Total Applications Hit Record Highs Across Schools

Applicants seeking admission to seven or more colleges has almost doubled over past decade


Daily Pennsylvanian
January 20, 2011


By Seth Zweifler


Penn isn’t alone among colleges that have seen record-breaking numbers of applicants for the class of 2015.


Over the past two weeks, Columbia, Harvard and Princeton universities, as well as the Massachusetts Institute of Technology, have reported all-time highs in applications for undergraduate admission.


In line with Penn’s 17-percent increase, Columbia, Harvard and Princeton have seen 32-percent, 15-percent and 3.3-percent surges in overall applications, respectively. MIT reported a 7-percent increase.


Columbia Dean of Admissions Jessica Marinaccio largely attributed the rise in the university’s application total – which grew from 26,179 last year to 34,587 this year – to its decision to switch to the Common Application.

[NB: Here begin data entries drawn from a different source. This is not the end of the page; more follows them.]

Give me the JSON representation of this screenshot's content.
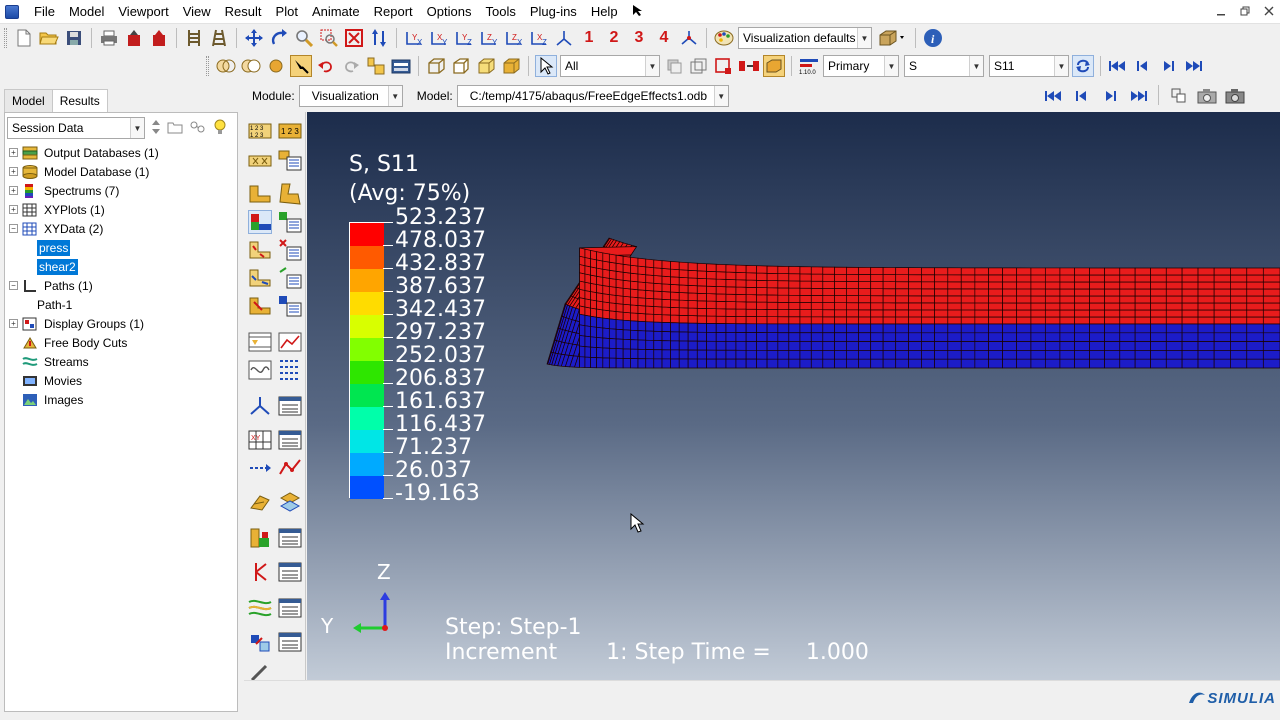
{
  "menu": [
    "File",
    "Model",
    "Viewport",
    "View",
    "Result",
    "Plot",
    "Animate",
    "Report",
    "Options",
    "Tools",
    "Plug-ins",
    "Help"
  ],
  "menu_help_icon": "whats-this-arrow",
  "toolbar1": {
    "step_numbers": [
      "1",
      "2",
      "3",
      "4"
    ],
    "vis_defaults": "Visualization defaults"
  },
  "toolbar2": {
    "selection": "All",
    "primary": "Primary",
    "variable": "S",
    "component": "S11"
  },
  "modulebar": {
    "module_label": "Module:",
    "module_value": "Visualization",
    "model_label": "Model:",
    "model_value": "C:/temp/4175/abaqus/FreeEdgeEffects1.odb"
  },
  "left": {
    "tabs": [
      "Model",
      "Results"
    ],
    "active_tab": "Results",
    "session": "Session Data",
    "tree": [
      {
        "label": "Output Databases (1)",
        "icon": "database-icon"
      },
      {
        "label": "Model Database (1)",
        "icon": "database-icon"
      },
      {
        "label": "Spectrums (7)",
        "icon": "spectrum-icon"
      },
      {
        "label": "XYPlots (1)",
        "icon": "grid-icon"
      },
      {
        "label": "XYData (2)",
        "icon": "grid-icon"
      },
      {
        "label": "press",
        "icon": ""
      },
      {
        "label": "shear2",
        "icon": ""
      },
      {
        "label": "Paths (1)",
        "icon": "path-icon"
      },
      {
        "label": "Path-1",
        "icon": ""
      },
      {
        "label": "Display Groups (1)",
        "icon": "display-group-icon"
      },
      {
        "label": "Free Body Cuts",
        "icon": "free-body-icon"
      },
      {
        "label": "Streams",
        "icon": "stream-icon"
      },
      {
        "label": "Movies",
        "icon": "movie-icon"
      },
      {
        "label": "Images",
        "icon": "image-icon"
      }
    ]
  },
  "viewport": {
    "legend_title_1": "S, S11",
    "legend_title_2": "(Avg: 75%)",
    "legend_values": [
      "523.237",
      "478.037",
      "432.837",
      "387.637",
      "342.437",
      "297.237",
      "252.037",
      "206.837",
      "161.637",
      "116.437",
      "71.237",
      "26.037",
      "-19.163"
    ],
    "legend_colors": [
      "#ff0000",
      "#ff5a00",
      "#ffa500",
      "#ffdc00",
      "#d8ff00",
      "#82ff00",
      "#2ee600",
      "#00e650",
      "#00ffaa",
      "#00e6e6",
      "#00aaff",
      "#0050ff",
      "#0000ff"
    ],
    "triad_z": "Z",
    "triad_y": "Y",
    "step_line_1": "Step: Step-1",
    "step_line_2": "Increment       1: Step Time =     1.000",
    "mesh_top_color": "#e81c1c",
    "mesh_bottom_color": "#1c1cc8"
  },
  "brand": "SIMULIA"
}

Marinaccio wrote in a statement that their participation in the Common App led to “greater ease of and access to our application process.”


Other peer institutions cited financial aid and need-blind admissions as strong selling points for applicants.

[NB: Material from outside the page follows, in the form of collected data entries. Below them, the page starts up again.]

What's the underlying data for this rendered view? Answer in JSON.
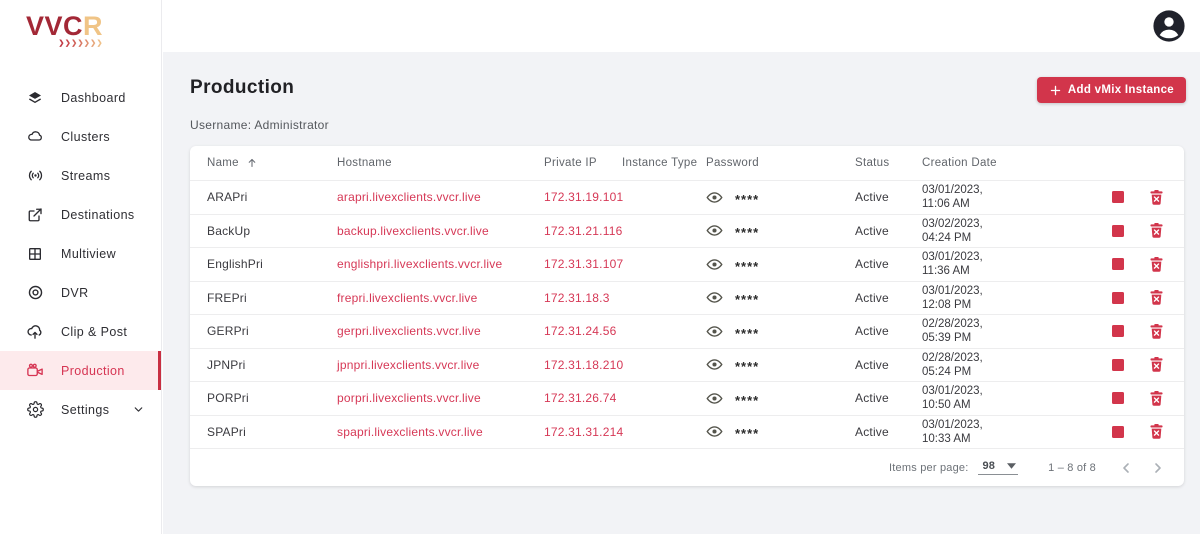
{
  "brand": {
    "logo_text_primary": "VVC",
    "logo_text_accent": "R",
    "logo_chevrons": "❯❯❯❯❯❯❯"
  },
  "sidebar": {
    "items": [
      {
        "label": "Dashboard"
      },
      {
        "label": "Clusters"
      },
      {
        "label": "Streams"
      },
      {
        "label": "Destinations"
      },
      {
        "label": "Multiview"
      },
      {
        "label": "DVR"
      },
      {
        "label": "Clip & Post"
      },
      {
        "label": "Production",
        "active": true
      },
      {
        "label": "Settings"
      }
    ]
  },
  "page": {
    "title": "Production",
    "subtitle": "Username: Administrator",
    "add_button_label": "Add vMix Instance"
  },
  "table": {
    "columns": [
      "Name",
      "Hostname",
      "Private IP",
      "Instance Type",
      "Password",
      "Status",
      "Creation Date"
    ],
    "rows": [
      {
        "name": "ARAPri",
        "hostname": "arapri.livexclients.vvcr.live",
        "private_ip": "172.31.19.101",
        "instance_type": "",
        "password": "****",
        "status": "Active",
        "creation_date_line1": "03/01/2023,",
        "creation_date_line2": "11:06 AM"
      },
      {
        "name": "BackUp",
        "hostname": "backup.livexclients.vvcr.live",
        "private_ip": "172.31.21.116",
        "instance_type": "",
        "password": "****",
        "status": "Active",
        "creation_date_line1": "03/02/2023,",
        "creation_date_line2": "04:24 PM"
      },
      {
        "name": "EnglishPri",
        "hostname": "englishpri.livexclients.vvcr.live",
        "private_ip": "172.31.31.107",
        "instance_type": "",
        "password": "****",
        "status": "Active",
        "creation_date_line1": "03/01/2023,",
        "creation_date_line2": "11:36 AM"
      },
      {
        "name": "FREPri",
        "hostname": "frepri.livexclients.vvcr.live",
        "private_ip": "172.31.18.3",
        "instance_type": "",
        "password": "****",
        "status": "Active",
        "creation_date_line1": "03/01/2023,",
        "creation_date_line2": "12:08 PM"
      },
      {
        "name": "GERPri",
        "hostname": "gerpri.livexclients.vvcr.live",
        "private_ip": "172.31.24.56",
        "instance_type": "",
        "password": "****",
        "status": "Active",
        "creation_date_line1": "02/28/2023,",
        "creation_date_line2": "05:39 PM"
      },
      {
        "name": "JPNPri",
        "hostname": "jpnpri.livexclients.vvcr.live",
        "private_ip": "172.31.18.210",
        "instance_type": "",
        "password": "****",
        "status": "Active",
        "creation_date_line1": "02/28/2023,",
        "creation_date_line2": "05:24 PM"
      },
      {
        "name": "PORPri",
        "hostname": "porpri.livexclients.vvcr.live",
        "private_ip": "172.31.26.74",
        "instance_type": "",
        "password": "****",
        "status": "Active",
        "creation_date_line1": "03/01/2023,",
        "creation_date_line2": "10:50 AM"
      },
      {
        "name": "SPAPri",
        "hostname": "spapri.livexclients.vvcr.live",
        "private_ip": "172.31.31.214",
        "instance_type": "",
        "password": "****",
        "status": "Active",
        "creation_date_line1": "03/01/2023,",
        "creation_date_line2": "10:33 AM"
      }
    ]
  },
  "paginator": {
    "items_per_page_label": "Items per page:",
    "items_per_page_value": "98",
    "range_label": "1 – 8 of 8"
  },
  "colors": {
    "accent_red": "#d2354b",
    "link_red": "#d63856",
    "active_item_bg": "#fdeaec",
    "content_bg": "#f2f3f6",
    "logo_dark_red": "#a32836",
    "logo_tan": "#f0c486"
  }
}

Dean of Admissions Eric Furda wrote in an e-mail that Penn’s financial-aid outreach has been “critical” in regions like the West and Southeast, which saw application surges of more than 20 percent this year.


He added that, as admissions rates at some of the nation’s top colleges continue to go down, students are apparently responding to the changes by applying to more and more schools.

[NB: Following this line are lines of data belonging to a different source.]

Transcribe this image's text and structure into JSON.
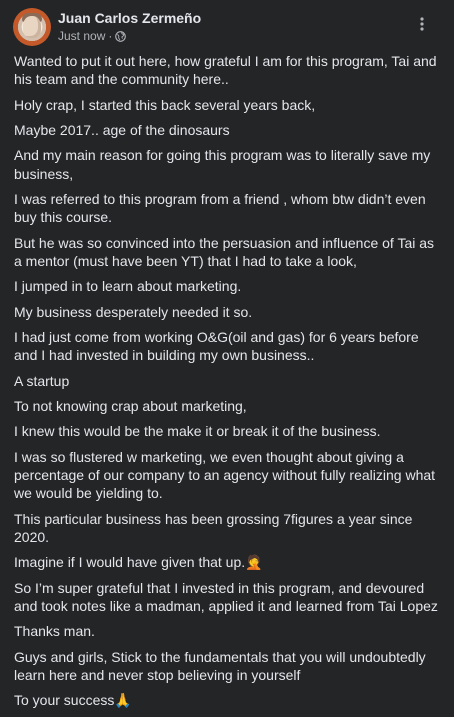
{
  "post": {
    "author": "Juan Carlos Zermeño",
    "time": "Just now",
    "separator": "·",
    "privacy_icon": "globe-icon",
    "more_icon": "more-options-icon",
    "paragraphs": [
      "Wanted to put it out here, how grateful I am for this program, Tai and his team and the community here..",
      "Holy crap, I started this back several years back,",
      "Maybe 2017.. age of the dinosaurs",
      "And my main reason for going this program was to literally save my business,",
      "I was referred to this program from a friend , whom btw didn’t even buy this course.",
      "But he was so convinced into the persuasion and influence of Tai as a mentor (must have been YT) that I had to take a look,",
      "I jumped in to learn about marketing.",
      "My business desperately needed it so.",
      "I had just come from working O&G(oil and gas) for 6 years before and I had invested in building my own business..",
      "A startup",
      "To not knowing crap about marketing,",
      "I knew this would be the make it or break it of the business.",
      "I was so flustered w marketing, we even thought about giving a percentage of our company to an agency without fully realizing what we would be yielding to.",
      "This particular business has been grossing 7figures a year since 2020.",
      "Imagine if I would have given that up.🤦",
      "So I’m super grateful that I invested in this program, and devoured and took notes like a madman, applied it and learned from Tai Lopez",
      "Thanks man.",
      "Guys and girls, Stick to the fundamentals that you will undoubtedly learn here and never stop believing in yourself",
      "To your success🙏"
    ]
  },
  "colors": {
    "background": "#242526",
    "primary_text": "#e4e6eb",
    "secondary_text": "#b0b3b8"
  }
}
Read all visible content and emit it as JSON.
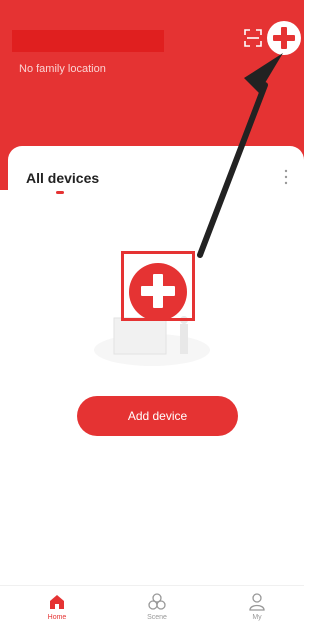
{
  "header": {
    "location_text": "No family location",
    "scan_icon": "scan-icon",
    "add_icon": "plus-circle-icon"
  },
  "devices": {
    "section_title": "All devices",
    "more_icon": "more-vertical-icon",
    "add_button_label": "Add device",
    "highlight_icon": "plus-circle-icon"
  },
  "nav": {
    "items": [
      {
        "label": "Home",
        "icon": "home-icon"
      },
      {
        "label": "Scene",
        "icon": "scene-icon"
      },
      {
        "label": "My",
        "icon": "user-icon"
      }
    ]
  },
  "colors": {
    "accent": "#e53333",
    "annotation_arrow": "#222222",
    "inactive": "#999999"
  }
}
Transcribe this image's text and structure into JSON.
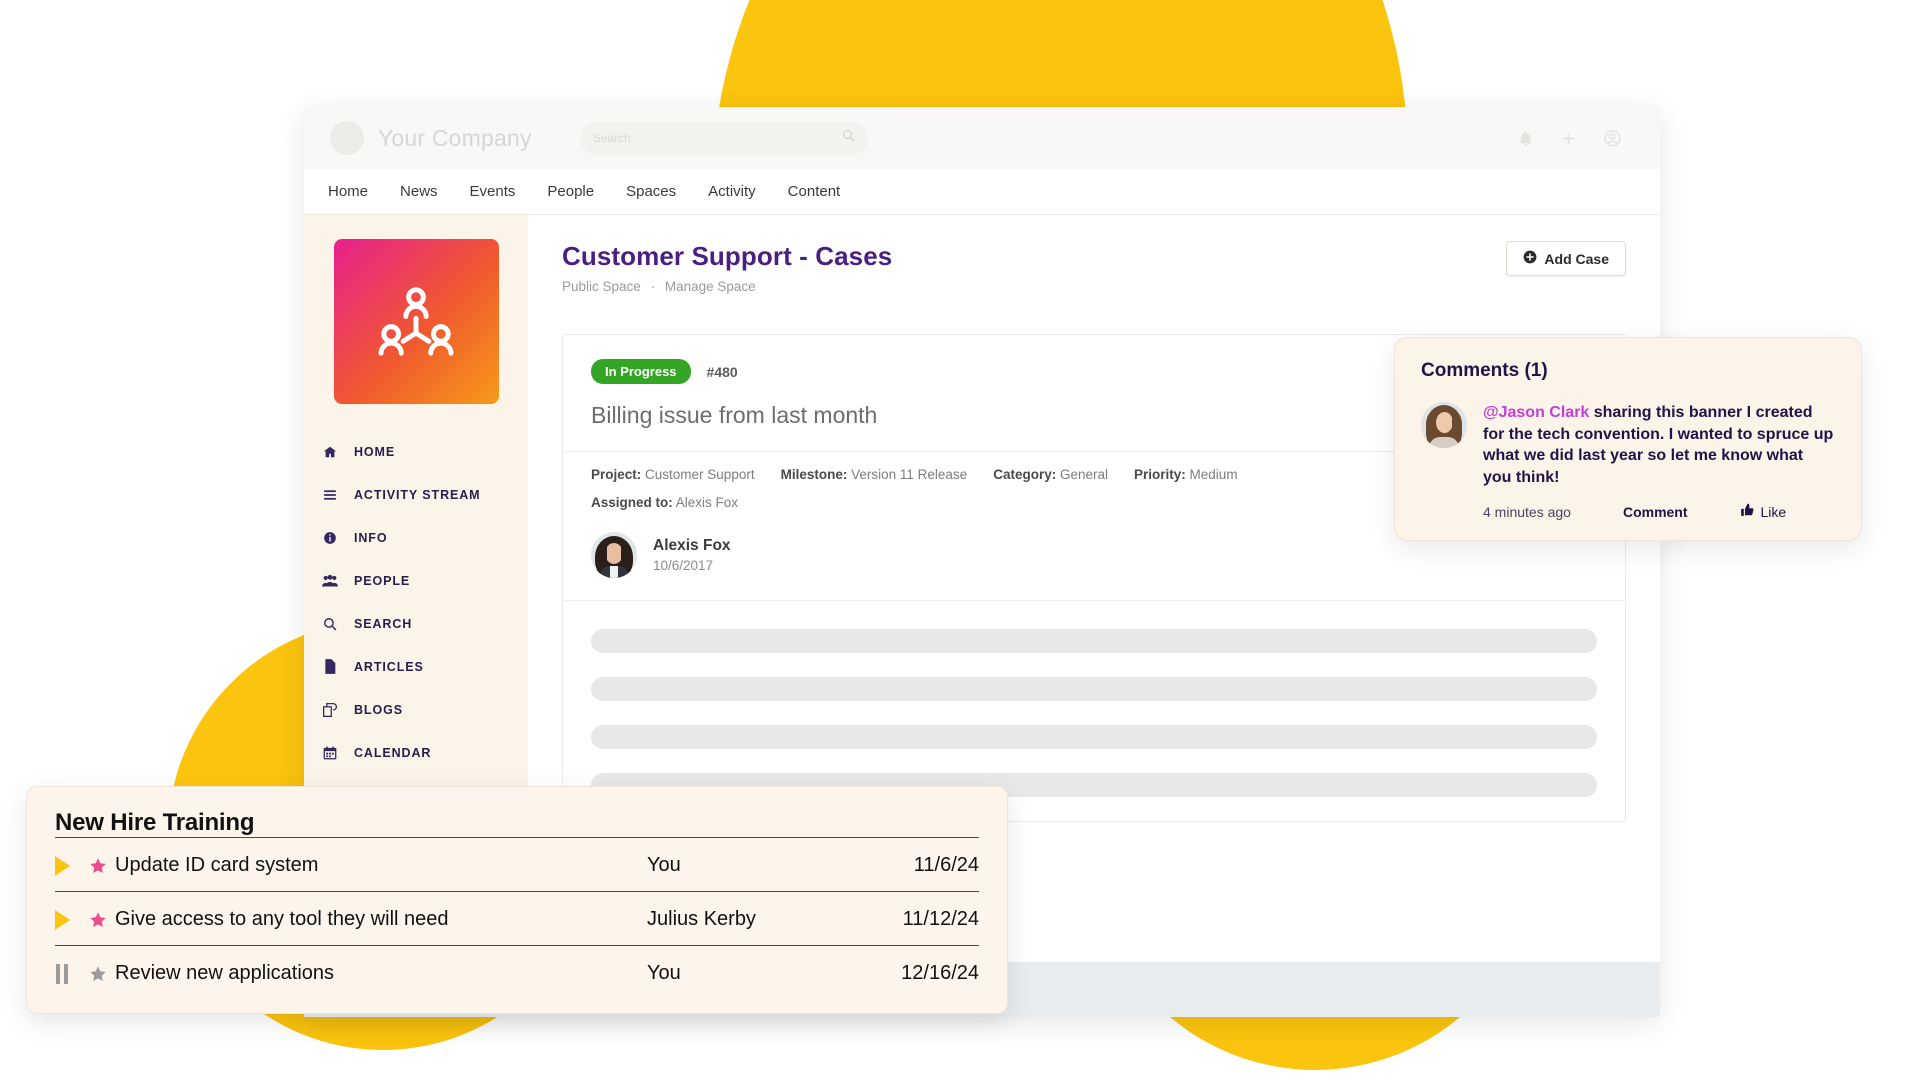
{
  "colors": {
    "accent_yellow": "#FBC40E",
    "brand_purple": "#4B1E82",
    "status_green": "#34A524",
    "mention_pink": "#C03FD6",
    "star_pink": "#ED4C8A",
    "card_cream": "#FDF4E9"
  },
  "appbar": {
    "brand_name": "Your Company",
    "search_placeholder": "Search",
    "search_value": "",
    "icons": [
      "bell-icon",
      "plus-icon",
      "account-circle-icon"
    ]
  },
  "nav": {
    "items": [
      {
        "label": "Home"
      },
      {
        "label": "News"
      },
      {
        "label": "Events"
      },
      {
        "label": "People"
      },
      {
        "label": "Spaces"
      },
      {
        "label": "Activity"
      },
      {
        "label": "Content"
      }
    ]
  },
  "sidebar": {
    "space_icon": "people-network-icon",
    "items": [
      {
        "label": "HOME",
        "icon": "home-icon"
      },
      {
        "label": "ACTIVITY STREAM",
        "icon": "list-icon"
      },
      {
        "label": "INFO",
        "icon": "info-circle-icon"
      },
      {
        "label": "PEOPLE",
        "icon": "people-group-icon"
      },
      {
        "label": "SEARCH",
        "icon": "search-icon"
      },
      {
        "label": "ARTICLES",
        "icon": "document-icon"
      },
      {
        "label": "BLOGS",
        "icon": "blogs-icon"
      },
      {
        "label": "CALENDAR",
        "icon": "calendar-icon"
      }
    ]
  },
  "space": {
    "title": "Customer Support - Cases",
    "visibility": "Public Space",
    "separator": "·",
    "manage_link": "Manage Space",
    "add_button": "Add Case",
    "add_button_icon": "plus-circle-icon"
  },
  "case": {
    "status": "In Progress",
    "number": "#480",
    "title": "Billing issue from last month",
    "meta": [
      {
        "label": "Project:",
        "value": "Customer Support"
      },
      {
        "label": "Milestone:",
        "value": "Version 11 Release"
      },
      {
        "label": "Category:",
        "value": "General"
      },
      {
        "label": "Priority:",
        "value": "Medium"
      }
    ],
    "assigned_label": "Assigned to:",
    "assigned_value": "Alexis Fox",
    "author_name": "Alexis Fox",
    "author_date": "10/6/2017",
    "body_placeholder_bars": 4
  },
  "comments": {
    "title": "Comments (1)",
    "items": [
      {
        "mention": "@Jason Clark",
        "text": " sharing this banner I created for the tech convention. I wanted to spruce up what we did last year so let me know what you think!",
        "time": "4 minutes ago",
        "reply_label": "Comment",
        "like_label": "Like",
        "like_icon": "thumbs-up-icon"
      }
    ]
  },
  "tasks": {
    "title": "New Hire Training",
    "rows": [
      {
        "status_icon": "play-icon",
        "starred": true,
        "label": "Update ID card system",
        "owner": "You",
        "date": "11/6/24"
      },
      {
        "status_icon": "play-icon",
        "starred": true,
        "label": "Give access to any tool they will need",
        "owner": "Julius Kerby",
        "date": "11/12/24"
      },
      {
        "status_icon": "pause-icon",
        "starred": false,
        "label": "Review new applications",
        "owner": "You",
        "date": "12/16/24"
      }
    ]
  }
}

A recent study by the Higher Education Research Institute backs Furda’s claim. According to the survey of about 500,000 college freshmen, the number of applicants seeking admission to seven or more colleges has almost doubled from 12 percent to 23 percent over the past decade.


Steven Goodman, an admissions strategist with Top Colleges – a Washington-based college consulting firm – confirmed that his advisees are applying to a greater number of schools as “the only rational response” to the drop in admissions rates.


“If a student has a wider variety of choices, that’s obviously better for that student,” Goodman said. “The bread-and-butter applicant to a school like Penn is probably going to be applying to a large number of schools. The process keeps building on itself.”


This application cycle marked the first year in which every Ivy League school accepted the Common Application. In hindsight, Goodman said that the rapid growth of the Common App may have had some unintended consequences.


“The irony of the Common App is that it’s greatly increased the importance of the essay and SAT scores, but it was originally supposed to make things easier on the applicant,” he said.


Olivia Greenberg, a senior at Millburn High School in Essex County, N.J., said that she applied to 18 schools – including Penn – this year.


Greenberg explained that she wanted to have “a variety of places to choose from and [to make] sure that I had safety in numbers.”


Brown and Stanford universities, as well as Dartmouth College, have also announced 2.9-percent, 7-percent and 15.7-percent increases in total applications, respectively.


The two remaining Ivy League schools to report total application numbers for the class of 2015 are Cornell and Yale universities.